20101015

colleagues teaching colleagues

I was really nervous Monday morning.  I was standing in my normal classroom, using my normal structures and my normal lesson routine, but I still caught myself talking a mile a minute and wondering if I was making any sense at all.  Because this time, I wasn't teaching teenage students, I was teaching Other Teachers. 

Even worse, I was teaching about a specific topic:  collaboration.  If I failed to work actual collaboration into my workshop, I would feel like a major hypocrite.  It would be like that time I went to a professional development session on multiple intelligences, and the presenter handed out a summary and proceeded to read it to us.  But if I went too far into touchy-feely land, it would be like that other time when we chose a picture from National Geographic and had to figure out how it represented our feelings about a certain school policy change.  How to hit the sweet spot between boring and baffling?

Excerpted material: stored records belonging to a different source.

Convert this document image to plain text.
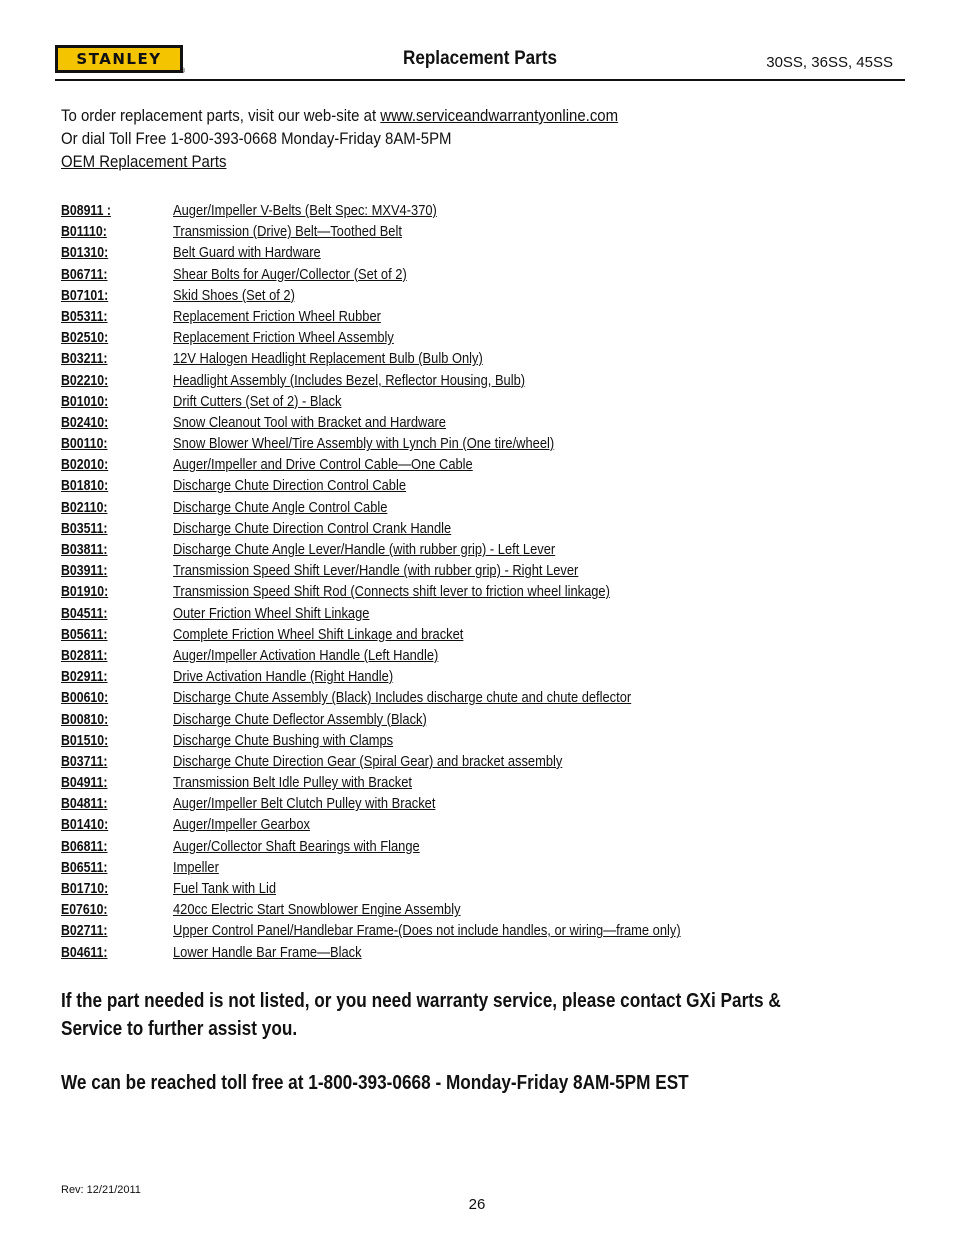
STANLEY
®
Replacement Parts	30SS, 36SS, 45SS
To order replacement parts, visit our web-site at www.serviceandwarrantyonline.com
Or dial Toll Free 1-800-393-0668 Monday-Friday 8AM-5PM
OEM Replacement Parts
B08911 :	Auger/Impeller V-Belts (Belt Spec: MXV4-370)
B01110:	Transmission (Drive) Belt—Toothed Belt
B01310:	Belt Guard with Hardware
B06711:	Shear Bolts for Auger/Collector (Set of 2)
B07101:	Skid Shoes (Set of 2)
B05311:	Replacement Friction Wheel Rubber
B02510:	Replacement Friction Wheel Assembly
B03211:	12V Halogen Headlight Replacement Bulb (Bulb Only)
B02210:	Headlight Assembly (Includes Bezel, Reflector Housing, Bulb)
B01010:	Drift Cutters (Set of 2) - Black
B02410:	Snow Cleanout Tool with Bracket and Hardware
B00110:	Snow Blower Wheel/Tire Assembly with Lynch Pin (One tire/wheel)
B02010:	Auger/Impeller and Drive Control Cable—One Cable
B01810:	Discharge Chute Direction Control Cable
B02110:	Discharge Chute Angle Control Cable
B03511:	Discharge Chute Direction Control Crank Handle
B03811:	Discharge Chute Angle Lever/Handle (with rubber grip) - Left Lever
B03911:	Transmission Speed Shift Lever/Handle (with rubber grip) - Right Lever
B01910:	Transmission Speed Shift Rod (Connects shift lever to friction wheel linkage)
B04511:	Outer Friction Wheel Shift Linkage
B05611:	Complete Friction Wheel Shift Linkage and bracket
B02811:	Auger/Impeller Activation Handle (Left Handle)
B02911:	Drive Activation Handle (Right Handle)
B00610:	Discharge Chute Assembly (Black) Includes discharge chute and chute deflector
B00810:	Discharge Chute Deflector Assembly (Black)
B01510:	Discharge Chute Bushing with Clamps
B03711:	Discharge Chute Direction Gear (Spiral Gear) and bracket assembly
B04911:	Transmission Belt Idle Pulley with Bracket
B04811:	Auger/Impeller Belt Clutch Pulley with Bracket
B01410:	Auger/Impeller Gearbox
B06811:	Auger/Collector Shaft Bearings with Flange
B06511:	Impeller
B01710:	Fuel Tank with Lid
E07610:	420cc Electric Start Snowblower Engine Assembly
B02711:	Upper Control Panel/Handlebar Frame-(Does not include handles, or wiring—frame only)
B04611:	Lower Handle Bar Frame—Black

If the part needed is not listed, or you need warranty service, please contact GXi Parts &

Service to further assist you.

We can be reached toll free at 1-800-393-0668 - Monday-Friday 8AM-5PM EST

Rev: 12/21/2011
26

Well, I hope I got it right.  I provided a lot of materials to give examples of cooperative work and activity centers.  I asked teachers to brainstorm activities they've tried or would like to try, then mix around to hear what other groups came up with.  Hopefully everyone could leave with a page full of ideas to try out.  After that, we used slates to send questions about assessment and accountability, and get multiple perspectives and solutions.

Once we got to those brainstorming parts, the parts where I could stop talking and really just listen to everyone else sharing, I felt much better.  People were participating and the ideas seemed to flow well.  The session went quickly, and everyone seemed to enjoy themselves.

Overall, the format of colleagues offering workshops for their fellow colleagues worked well.  I heard a lot of engaged conversation, a ton of sharing, and far, far fewer gripes and whines.   I would love for this to happen again and again, so I can continue to introduce cooperative activities to new colleagues, and also so I can meet colleagues ready to discuss level 2:  how to integrate activity centers into your lesson plans.  This could be an awesome way to cultivate local resources and local experts in our own colleagues.